朝日新聞が4月13日に発表した世論調査によると、新型コロナワクチンの政府の取り組みについて、76%が「遅い」と批判している。こうした怒りの声に押されて、課題山積みのまま医療従事者と同時進行で始まった高齢者へのワクチン接種だが、医療従事者の8倍もの集団が加わることになる。いったい、いつ全員が接種し終わるのだろうか。
朝日新聞(4月13日付)「ワクチン接種、綱渡り始動」によると、東京五輪開催に間に合わせようという思惑ばかりが先行し、行き当たりばったりの状態で高齢者を始めたという。

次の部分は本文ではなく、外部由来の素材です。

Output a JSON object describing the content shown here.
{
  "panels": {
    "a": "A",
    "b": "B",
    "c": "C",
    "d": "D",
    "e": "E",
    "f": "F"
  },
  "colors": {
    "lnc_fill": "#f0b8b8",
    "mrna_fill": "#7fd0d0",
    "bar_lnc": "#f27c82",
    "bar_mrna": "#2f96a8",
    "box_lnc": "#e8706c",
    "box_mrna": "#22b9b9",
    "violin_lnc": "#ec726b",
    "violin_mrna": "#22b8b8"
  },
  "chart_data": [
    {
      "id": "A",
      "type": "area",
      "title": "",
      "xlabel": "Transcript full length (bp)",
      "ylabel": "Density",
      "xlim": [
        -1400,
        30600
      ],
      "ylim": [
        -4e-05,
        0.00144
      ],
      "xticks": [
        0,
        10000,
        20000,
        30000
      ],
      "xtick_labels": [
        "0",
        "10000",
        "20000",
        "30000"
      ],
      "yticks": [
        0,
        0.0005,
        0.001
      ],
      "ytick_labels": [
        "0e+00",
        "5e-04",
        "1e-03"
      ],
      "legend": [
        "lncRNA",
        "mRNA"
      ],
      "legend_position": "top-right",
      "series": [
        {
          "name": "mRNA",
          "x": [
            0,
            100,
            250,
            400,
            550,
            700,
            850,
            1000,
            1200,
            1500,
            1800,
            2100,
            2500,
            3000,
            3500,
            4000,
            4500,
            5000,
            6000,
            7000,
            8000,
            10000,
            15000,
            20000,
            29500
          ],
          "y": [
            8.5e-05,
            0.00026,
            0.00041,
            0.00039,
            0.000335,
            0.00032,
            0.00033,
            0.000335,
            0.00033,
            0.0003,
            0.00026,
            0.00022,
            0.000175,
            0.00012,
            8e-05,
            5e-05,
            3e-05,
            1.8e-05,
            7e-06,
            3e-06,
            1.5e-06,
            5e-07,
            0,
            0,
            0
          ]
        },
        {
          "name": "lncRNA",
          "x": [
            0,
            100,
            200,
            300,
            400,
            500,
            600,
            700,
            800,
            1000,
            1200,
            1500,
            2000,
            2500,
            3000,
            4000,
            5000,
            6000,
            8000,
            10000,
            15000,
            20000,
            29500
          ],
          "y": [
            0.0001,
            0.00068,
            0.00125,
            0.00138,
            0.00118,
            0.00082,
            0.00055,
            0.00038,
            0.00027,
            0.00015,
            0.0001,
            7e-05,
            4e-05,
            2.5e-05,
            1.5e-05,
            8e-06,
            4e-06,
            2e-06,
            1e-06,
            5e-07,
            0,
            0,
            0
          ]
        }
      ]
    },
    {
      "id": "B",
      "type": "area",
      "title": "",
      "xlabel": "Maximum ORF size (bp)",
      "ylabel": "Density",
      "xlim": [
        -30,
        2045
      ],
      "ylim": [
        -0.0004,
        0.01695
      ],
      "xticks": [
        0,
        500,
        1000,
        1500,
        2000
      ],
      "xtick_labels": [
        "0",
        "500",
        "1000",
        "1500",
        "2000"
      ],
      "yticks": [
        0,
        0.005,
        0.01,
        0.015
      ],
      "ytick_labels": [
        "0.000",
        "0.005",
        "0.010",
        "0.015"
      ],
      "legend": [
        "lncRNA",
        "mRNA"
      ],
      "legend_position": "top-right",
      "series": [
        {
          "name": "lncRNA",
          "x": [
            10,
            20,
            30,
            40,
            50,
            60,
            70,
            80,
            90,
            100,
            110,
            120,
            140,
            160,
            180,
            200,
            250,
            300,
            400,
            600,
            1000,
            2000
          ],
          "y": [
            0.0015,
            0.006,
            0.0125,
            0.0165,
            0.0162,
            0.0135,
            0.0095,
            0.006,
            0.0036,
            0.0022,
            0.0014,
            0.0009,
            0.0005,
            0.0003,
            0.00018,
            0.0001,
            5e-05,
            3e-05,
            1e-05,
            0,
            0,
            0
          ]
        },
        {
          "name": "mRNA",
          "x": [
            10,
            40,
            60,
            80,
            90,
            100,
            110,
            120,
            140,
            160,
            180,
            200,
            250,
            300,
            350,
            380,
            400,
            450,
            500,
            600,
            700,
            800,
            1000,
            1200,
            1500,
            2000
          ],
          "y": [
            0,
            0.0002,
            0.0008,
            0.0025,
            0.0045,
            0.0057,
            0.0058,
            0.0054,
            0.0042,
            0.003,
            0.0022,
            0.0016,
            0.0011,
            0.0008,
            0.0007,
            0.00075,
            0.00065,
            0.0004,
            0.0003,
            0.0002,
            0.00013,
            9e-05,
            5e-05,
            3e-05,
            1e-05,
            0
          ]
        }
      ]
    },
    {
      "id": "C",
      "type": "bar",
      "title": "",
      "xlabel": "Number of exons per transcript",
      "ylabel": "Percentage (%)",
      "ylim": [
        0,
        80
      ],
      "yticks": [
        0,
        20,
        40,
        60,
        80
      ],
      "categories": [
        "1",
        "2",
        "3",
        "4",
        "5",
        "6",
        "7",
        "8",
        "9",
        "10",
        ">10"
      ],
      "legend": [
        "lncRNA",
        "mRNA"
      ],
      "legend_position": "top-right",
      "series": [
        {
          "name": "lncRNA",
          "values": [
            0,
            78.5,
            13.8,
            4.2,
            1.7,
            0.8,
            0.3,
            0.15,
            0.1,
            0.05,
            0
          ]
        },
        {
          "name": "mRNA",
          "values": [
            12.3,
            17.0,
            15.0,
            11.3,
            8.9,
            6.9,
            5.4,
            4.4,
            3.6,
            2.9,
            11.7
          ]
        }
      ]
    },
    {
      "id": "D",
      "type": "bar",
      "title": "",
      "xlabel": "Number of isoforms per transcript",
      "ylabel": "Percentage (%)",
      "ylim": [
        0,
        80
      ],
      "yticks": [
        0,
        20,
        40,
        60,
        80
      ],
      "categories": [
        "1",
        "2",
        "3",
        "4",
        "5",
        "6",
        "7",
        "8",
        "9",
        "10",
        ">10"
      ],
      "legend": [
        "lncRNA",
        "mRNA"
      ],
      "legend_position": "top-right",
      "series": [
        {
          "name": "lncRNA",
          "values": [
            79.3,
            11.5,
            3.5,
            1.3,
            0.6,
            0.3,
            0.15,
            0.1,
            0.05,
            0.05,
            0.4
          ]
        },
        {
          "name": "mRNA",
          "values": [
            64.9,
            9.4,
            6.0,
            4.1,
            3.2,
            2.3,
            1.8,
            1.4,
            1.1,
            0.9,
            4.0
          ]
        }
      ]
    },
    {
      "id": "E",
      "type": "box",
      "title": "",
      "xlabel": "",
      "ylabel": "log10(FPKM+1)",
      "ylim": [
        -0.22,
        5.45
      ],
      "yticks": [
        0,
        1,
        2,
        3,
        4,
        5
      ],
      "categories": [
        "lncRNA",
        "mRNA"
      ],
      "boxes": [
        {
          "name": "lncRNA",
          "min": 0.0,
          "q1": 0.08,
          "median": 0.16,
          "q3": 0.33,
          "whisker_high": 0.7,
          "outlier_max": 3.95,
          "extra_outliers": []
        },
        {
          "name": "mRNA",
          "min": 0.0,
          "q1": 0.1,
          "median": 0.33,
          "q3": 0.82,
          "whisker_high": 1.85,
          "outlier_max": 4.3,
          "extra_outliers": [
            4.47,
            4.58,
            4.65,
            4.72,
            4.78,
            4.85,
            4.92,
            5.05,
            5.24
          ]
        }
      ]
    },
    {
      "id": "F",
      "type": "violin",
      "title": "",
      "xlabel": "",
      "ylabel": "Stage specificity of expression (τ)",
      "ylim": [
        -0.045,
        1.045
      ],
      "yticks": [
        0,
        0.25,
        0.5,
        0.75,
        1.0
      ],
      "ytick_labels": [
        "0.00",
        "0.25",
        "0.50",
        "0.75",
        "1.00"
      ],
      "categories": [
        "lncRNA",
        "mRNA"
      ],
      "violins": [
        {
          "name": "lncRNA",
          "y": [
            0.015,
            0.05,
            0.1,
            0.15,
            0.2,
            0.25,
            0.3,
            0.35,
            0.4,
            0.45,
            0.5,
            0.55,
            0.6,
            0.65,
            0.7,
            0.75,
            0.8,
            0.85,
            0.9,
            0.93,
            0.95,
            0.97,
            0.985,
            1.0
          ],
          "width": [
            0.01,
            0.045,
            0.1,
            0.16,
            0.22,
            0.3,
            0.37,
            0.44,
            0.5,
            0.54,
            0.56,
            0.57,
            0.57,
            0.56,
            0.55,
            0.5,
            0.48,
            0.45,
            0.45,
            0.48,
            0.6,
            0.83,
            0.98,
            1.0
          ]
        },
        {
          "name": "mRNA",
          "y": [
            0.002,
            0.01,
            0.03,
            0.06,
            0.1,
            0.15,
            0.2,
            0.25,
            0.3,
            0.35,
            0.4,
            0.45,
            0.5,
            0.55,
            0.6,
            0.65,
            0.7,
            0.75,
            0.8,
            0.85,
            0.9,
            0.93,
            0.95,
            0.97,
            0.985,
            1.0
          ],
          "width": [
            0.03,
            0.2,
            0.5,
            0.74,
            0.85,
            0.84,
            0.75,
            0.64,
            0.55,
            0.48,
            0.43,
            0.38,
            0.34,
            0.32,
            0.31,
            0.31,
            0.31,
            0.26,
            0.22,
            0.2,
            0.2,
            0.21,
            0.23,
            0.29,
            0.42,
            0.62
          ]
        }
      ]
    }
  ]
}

「昨年末から『第3波』への対応が後手に回ったと批判を浴びた政権は、ワクチン接種を『頼みの綱』(官邸幹部)とする。夏の東京五輪・パラリンピックを『安全安心の大会』(首相)にするためにも、ワクチンを早期に行き渡らせることが『政権の生命線』になるとの認識は、政権幹部らに共通する。政府のスピード感に対する世論の視線は厳しい。官邸幹部は『高齢者向けは、できれば7月半ばくらいまでには打ち終わりたい』と話す」
7月半ばといえば、7月23日から東京五輪が開幕する。それまでに高齢者を終えたいのが政権のホンネだが、そうでなくても、日本のワクチン接種は恥ずかしいくらい諸外国に比べて遅れている。産経新聞(4月13日付)「ワクチン接種 日本の実施遅れ、途上国並み」によると、4月12日時点で少なくても1回接種した人の人口比は日本が0.9%だ。世界最速で接種が進むのはインド洋の島国セーシェル。人口約10万人の65.6%が接種した。2位はブータンで61.5%、イスラエル61.4%、英国47.2%、米国35.2%と続く。日本は先進7か国中ダントツのビリで、下から2番目のイタリアでも14.4%だ。日本より接種開始が遅れた韓国でも2.3%だ。